The Treasury Department tightened economic sanctions against Cuba on Friday, cutting off the flow of U.S. currency to the Caribbean island as President Clinton continued to try to halt the Cuban exodus toward the United States.
The Treasury, fulfilling an order issued by Clinton last week, banned Cuban-Americans from sending money to relatives in Cuba and set limits on travel there by Americans and others residing in the United States.Although exceptions will be made in some cases - for humanitarian, personal or emergency reasons, for example - a senior Treasury official said the curbs would have a severe impact on the Cuban economy. The island nation's economy is declining badly despite continuing trade with a number of European and Latin American countries as well as Canada.
"These measures will severely curtail the flow of U.S. dollars into Cuba," said Richard Newcomb, director of the Treasury's office of foreign assets control.
The limitation on cash and other money transfers, as well as the ban on much of the air traffic between the United States and Cuba, is expected to rob the Cuban economy of more than $150 million a year, according to some estimates.
But administration officials acknowledge that the ban could be circumvented by sending money through banks in third countries or by traveling to Cuba through a third country, such as Mexico, or another Caribbean nation.

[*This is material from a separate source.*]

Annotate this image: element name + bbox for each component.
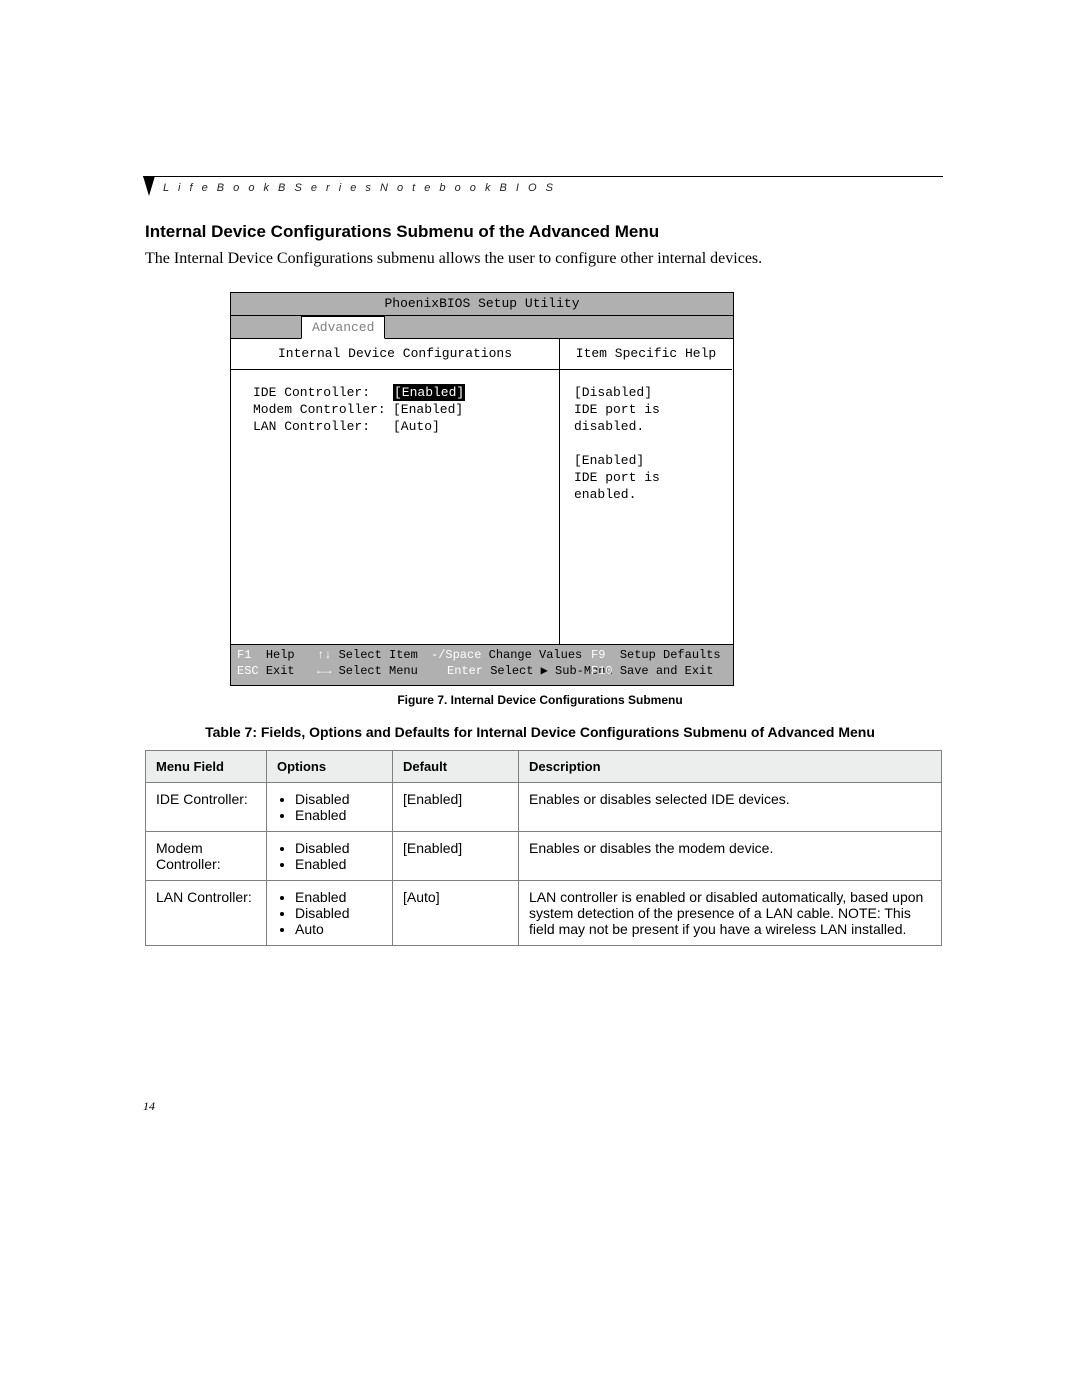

Nonetheless, they insisted that the ban would slow the cash flow significantly, especially through U.S. financial institutions and remittance shops in the Little Havana community of Miami. Treasury officials plan to monitor those institutions closely to enforce the Clinton order.

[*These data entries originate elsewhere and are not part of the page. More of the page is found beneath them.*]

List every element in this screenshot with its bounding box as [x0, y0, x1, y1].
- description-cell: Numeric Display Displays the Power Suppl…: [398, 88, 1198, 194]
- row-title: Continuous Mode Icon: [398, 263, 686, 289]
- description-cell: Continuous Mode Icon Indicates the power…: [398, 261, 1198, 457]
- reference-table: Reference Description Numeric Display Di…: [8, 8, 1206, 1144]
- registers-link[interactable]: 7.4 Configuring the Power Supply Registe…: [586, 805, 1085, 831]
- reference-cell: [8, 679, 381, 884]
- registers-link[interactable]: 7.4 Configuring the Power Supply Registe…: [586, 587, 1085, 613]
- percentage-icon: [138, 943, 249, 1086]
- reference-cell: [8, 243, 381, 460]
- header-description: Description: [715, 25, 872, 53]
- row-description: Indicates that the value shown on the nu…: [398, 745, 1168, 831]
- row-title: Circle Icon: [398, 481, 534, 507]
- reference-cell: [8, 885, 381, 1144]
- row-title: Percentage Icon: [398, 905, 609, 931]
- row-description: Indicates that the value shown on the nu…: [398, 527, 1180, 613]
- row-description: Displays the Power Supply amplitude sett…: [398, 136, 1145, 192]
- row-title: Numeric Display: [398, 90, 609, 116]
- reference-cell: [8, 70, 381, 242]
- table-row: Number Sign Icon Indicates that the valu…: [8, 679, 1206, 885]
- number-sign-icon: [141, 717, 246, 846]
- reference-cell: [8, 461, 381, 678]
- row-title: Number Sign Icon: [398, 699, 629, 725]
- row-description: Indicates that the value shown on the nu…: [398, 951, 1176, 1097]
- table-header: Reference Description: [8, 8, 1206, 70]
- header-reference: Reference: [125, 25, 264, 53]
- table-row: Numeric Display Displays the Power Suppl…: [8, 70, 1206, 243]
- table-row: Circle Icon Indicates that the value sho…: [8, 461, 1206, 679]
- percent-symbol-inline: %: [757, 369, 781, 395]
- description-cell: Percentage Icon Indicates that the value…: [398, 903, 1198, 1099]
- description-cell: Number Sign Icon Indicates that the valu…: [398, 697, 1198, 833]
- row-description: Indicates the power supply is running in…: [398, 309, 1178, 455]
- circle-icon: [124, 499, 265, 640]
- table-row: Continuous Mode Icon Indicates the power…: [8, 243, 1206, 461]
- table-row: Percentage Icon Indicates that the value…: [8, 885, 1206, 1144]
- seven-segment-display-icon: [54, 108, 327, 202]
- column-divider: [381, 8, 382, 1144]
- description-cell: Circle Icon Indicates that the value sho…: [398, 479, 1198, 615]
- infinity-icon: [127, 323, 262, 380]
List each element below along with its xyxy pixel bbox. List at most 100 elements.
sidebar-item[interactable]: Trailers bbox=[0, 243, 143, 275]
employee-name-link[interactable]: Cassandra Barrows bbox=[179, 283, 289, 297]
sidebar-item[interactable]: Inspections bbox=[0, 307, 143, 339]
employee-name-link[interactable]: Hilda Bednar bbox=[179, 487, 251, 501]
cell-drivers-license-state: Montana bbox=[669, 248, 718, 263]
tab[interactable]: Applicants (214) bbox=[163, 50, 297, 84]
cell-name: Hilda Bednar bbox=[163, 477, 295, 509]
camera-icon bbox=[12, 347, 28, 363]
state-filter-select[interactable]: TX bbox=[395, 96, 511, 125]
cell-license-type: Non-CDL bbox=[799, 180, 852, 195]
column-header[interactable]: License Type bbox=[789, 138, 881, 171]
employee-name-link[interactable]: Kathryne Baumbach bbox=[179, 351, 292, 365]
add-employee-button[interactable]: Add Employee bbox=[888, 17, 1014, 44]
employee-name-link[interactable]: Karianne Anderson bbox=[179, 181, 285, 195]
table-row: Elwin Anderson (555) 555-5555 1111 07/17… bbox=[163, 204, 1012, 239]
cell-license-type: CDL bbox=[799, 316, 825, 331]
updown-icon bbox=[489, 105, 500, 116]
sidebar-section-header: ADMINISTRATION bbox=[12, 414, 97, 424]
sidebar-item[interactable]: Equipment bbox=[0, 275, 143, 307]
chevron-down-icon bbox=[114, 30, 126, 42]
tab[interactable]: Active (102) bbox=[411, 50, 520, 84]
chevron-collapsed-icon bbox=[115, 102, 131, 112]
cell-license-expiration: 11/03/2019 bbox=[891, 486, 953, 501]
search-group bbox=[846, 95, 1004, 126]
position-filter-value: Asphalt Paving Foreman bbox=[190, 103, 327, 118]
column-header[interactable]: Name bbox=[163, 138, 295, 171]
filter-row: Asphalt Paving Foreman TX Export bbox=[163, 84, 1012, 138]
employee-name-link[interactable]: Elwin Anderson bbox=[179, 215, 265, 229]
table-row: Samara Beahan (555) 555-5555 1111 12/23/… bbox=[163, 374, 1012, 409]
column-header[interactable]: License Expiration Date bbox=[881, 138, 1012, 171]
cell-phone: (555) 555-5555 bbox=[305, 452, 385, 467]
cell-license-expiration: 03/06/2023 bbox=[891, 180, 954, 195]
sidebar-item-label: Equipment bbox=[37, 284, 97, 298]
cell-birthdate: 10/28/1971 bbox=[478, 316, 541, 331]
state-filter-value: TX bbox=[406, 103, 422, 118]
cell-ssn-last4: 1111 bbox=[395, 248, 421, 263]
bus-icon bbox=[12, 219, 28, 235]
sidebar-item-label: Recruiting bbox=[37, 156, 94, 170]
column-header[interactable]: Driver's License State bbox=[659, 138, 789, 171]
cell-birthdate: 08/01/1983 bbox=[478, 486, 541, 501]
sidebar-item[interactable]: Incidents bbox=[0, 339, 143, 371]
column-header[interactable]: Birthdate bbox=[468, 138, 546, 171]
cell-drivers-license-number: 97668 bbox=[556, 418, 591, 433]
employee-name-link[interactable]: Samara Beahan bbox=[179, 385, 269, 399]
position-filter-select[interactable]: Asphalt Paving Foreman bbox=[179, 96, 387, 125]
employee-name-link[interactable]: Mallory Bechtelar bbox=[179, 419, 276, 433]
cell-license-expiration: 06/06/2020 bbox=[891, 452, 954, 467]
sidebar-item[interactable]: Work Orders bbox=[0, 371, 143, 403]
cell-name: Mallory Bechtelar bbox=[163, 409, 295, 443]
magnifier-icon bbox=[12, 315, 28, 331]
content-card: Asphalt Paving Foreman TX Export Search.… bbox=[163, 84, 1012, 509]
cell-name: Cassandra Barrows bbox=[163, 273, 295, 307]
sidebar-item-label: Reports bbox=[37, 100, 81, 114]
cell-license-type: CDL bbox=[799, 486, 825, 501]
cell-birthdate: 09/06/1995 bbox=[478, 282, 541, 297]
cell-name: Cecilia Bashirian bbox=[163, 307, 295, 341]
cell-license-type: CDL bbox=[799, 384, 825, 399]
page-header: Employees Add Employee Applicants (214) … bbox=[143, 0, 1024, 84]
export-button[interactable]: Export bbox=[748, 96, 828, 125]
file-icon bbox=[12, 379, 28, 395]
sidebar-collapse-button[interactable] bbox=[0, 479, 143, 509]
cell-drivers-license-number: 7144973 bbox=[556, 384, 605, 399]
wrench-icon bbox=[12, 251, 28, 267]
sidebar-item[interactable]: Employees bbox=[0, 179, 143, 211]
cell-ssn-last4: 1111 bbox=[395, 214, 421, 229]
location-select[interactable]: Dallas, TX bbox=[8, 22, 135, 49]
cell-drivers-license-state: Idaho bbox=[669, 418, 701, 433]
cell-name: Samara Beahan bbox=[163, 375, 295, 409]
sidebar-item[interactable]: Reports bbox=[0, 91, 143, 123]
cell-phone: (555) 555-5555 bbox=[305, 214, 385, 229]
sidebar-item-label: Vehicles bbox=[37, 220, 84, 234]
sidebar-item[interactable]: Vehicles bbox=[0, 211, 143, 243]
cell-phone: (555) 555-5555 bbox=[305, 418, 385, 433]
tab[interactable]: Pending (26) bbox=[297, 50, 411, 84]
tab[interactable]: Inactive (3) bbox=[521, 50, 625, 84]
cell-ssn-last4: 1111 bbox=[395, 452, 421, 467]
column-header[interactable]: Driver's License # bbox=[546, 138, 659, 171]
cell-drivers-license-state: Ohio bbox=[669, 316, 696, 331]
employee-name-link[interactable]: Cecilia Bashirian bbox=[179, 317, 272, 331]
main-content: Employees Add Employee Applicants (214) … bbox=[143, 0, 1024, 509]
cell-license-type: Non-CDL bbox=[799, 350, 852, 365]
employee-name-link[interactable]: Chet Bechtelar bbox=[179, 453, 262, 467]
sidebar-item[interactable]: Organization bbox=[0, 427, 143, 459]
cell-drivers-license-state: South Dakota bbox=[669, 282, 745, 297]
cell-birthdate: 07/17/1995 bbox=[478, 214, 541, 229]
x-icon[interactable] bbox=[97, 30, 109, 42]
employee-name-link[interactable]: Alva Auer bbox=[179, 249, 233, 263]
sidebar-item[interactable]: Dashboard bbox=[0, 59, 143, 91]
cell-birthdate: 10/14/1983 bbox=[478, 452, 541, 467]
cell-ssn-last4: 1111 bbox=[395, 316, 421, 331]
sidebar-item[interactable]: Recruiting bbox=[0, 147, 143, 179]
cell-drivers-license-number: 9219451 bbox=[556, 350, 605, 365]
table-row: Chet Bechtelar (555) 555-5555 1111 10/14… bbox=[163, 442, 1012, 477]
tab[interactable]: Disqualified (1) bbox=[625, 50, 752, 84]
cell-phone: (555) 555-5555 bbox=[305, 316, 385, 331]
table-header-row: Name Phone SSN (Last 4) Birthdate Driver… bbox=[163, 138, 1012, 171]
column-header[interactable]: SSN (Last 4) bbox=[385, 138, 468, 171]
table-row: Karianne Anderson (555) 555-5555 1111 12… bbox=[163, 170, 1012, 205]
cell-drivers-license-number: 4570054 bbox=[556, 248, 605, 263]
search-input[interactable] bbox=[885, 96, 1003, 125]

Under the ban, only non-cash gift parcels and humanitarian donations will be permitted. Journalists will be allowed to travel freely to Cuba, as will U.S. officials on government business.
The new regulations were announced as Clinton came under pressure from several congressional Democrats to reconsider his decision not to open talks with Cuban President Fidel Castro aimed at ending the new surge of Cuban rafters trying to reach Florida.

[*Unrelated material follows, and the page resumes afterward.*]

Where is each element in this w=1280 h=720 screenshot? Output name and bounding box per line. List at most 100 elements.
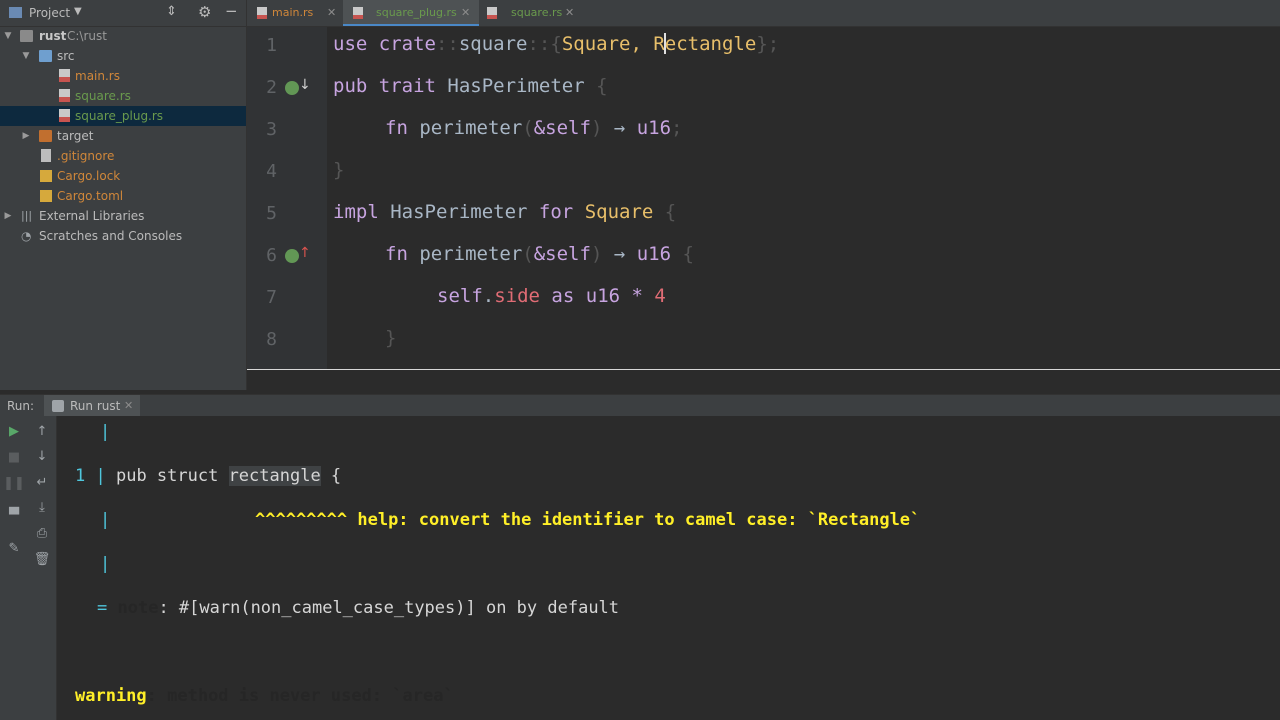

The Democrats, led by Sen. Claiborne Pell of Rhode Island, chairman of the Senate Foreign Relations Committee, sharply criticized the president's policy of maintaining the U.S. embargo against Cuba while Canada and other U.S. allies are normalizing relations.
Cuban Foreign Minister Roberto Robaina blamed the United States for the illegal flight of thousands of Cubans, saying U.S. economic sanctions against the island nation have made its citizens desperate.
"If a country wants to strangle a country through hunger and disease, it is not news that its people wish to migrate," Robaina said in remarks published Friday in the Roman Catholic Daily Presencia in La Paz, Bolivia.
Robaina arrived in Bolivia on Thursday for a three-day visit. He is to meet with President Gonzalo Sanchez de Lo-zada and sign agreements with Bolivia in the areas of health, education, commercial air links and tourism.
Robaina said Cuba is going through the most difficult period since its revolution but will not negotiate its principles.
"Cuba, its project and its people are not alone in their efforts to maintain their dignity," Robaina said.